A tragédia como gênero teatral leva a um inevitável destino fatal. Nosso protagonista estava predestinado a ser assassinado? Seu final deveria ser irremediavelmente triste? É impossível afirmar post factum que sua morte era evitável se a classe operária espanhola houvesse tido outra direção e sua revolução houvesse triunfado.

García Lorca deposito suas esperanças de transformação na Segunda República primeiro e na Frente Popular depois, a coalizão conformada pelo Partido Comunista e o Partido Socialista (PSOE) que se unem a um setor minoritário dos burgueses republicanos. As direções das principais organizações operárias sustentavam uma estratégia de colaboração de classes.

Em 16 de agosto de 36 Federico García Lorca é detido pelos falangistas que haviam tomado Granada. O poeta havia voltado dessa cidade crescendo que estaria mais seguro que em Madri.
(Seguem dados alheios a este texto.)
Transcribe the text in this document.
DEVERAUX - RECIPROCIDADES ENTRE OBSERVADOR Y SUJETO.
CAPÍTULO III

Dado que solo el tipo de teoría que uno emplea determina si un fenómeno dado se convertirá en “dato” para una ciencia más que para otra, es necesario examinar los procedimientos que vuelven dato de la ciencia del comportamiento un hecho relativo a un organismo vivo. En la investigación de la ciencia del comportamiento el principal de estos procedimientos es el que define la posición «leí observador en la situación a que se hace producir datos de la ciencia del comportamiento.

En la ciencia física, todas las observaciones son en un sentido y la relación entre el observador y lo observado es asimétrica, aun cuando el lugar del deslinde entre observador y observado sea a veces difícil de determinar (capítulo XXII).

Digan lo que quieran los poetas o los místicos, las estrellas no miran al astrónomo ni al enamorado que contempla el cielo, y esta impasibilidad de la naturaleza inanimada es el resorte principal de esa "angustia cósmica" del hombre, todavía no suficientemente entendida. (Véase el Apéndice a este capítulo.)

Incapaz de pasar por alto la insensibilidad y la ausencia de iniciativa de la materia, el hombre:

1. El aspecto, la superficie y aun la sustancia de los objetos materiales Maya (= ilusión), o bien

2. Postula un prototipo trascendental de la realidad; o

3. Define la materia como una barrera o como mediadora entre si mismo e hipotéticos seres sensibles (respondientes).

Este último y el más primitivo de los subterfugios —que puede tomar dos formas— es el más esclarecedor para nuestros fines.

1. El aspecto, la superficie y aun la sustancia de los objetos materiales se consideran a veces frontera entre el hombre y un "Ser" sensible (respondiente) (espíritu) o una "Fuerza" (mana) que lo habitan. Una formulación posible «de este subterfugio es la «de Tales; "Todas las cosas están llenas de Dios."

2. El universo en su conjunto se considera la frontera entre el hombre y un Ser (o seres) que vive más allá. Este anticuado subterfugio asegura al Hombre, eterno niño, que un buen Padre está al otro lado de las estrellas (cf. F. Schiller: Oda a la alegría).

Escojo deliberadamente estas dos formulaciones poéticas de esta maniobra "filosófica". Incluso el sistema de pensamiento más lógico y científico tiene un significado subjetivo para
Na noite de 17 a 18 de agosto, tiram Lorca para fora do Governo Civil algemado e o levam a um cárcere prisional dos falangistas em Víznar. Essa mesma madrugada o fuzilaram. Foi no lugar hoje ocupado pelo Parque que leva seu nome.

Segundo Ian Gibson: “Perto do local onde mataram a Federico García Lorca se encontra a célebre Fuente Grande. Os árabes granadinos, intrigados pelas bolhas que subiam sem parar a sua superfície, a chamaram Ainadamar, “A Fonte das Lágrimas”. Não deixa de ser emocionante que a Fonte das Lágrimas, siga mantendo, todavia, suas bolhas de hortelã do lugar onde os fascistas mataram ao mais excelso poeta granadino de todos os tempos”.

A noite que o assassinaram, um jovem amigo de Lorca, Ricardo Rodríguez Jiménez, o viu quando saí do Governo Civil, algemado. E recorda: “Aquela madrugada saí do comissariado as três e vinte cinco, por aí e me encontrei com que de pronto me chamam por cima. Me volto Federico! Ele me jogou um braço em cima... Mas aonde vai, Federico? Não sei. Saía do Governo Civil. Saía com guardas e falangistas da ‘Escola Negra”... a mim me puseram o fusil no peito. E eu gritei: Criminosos! Vais matar a um gênio! A um gênio! Criminosos!’”.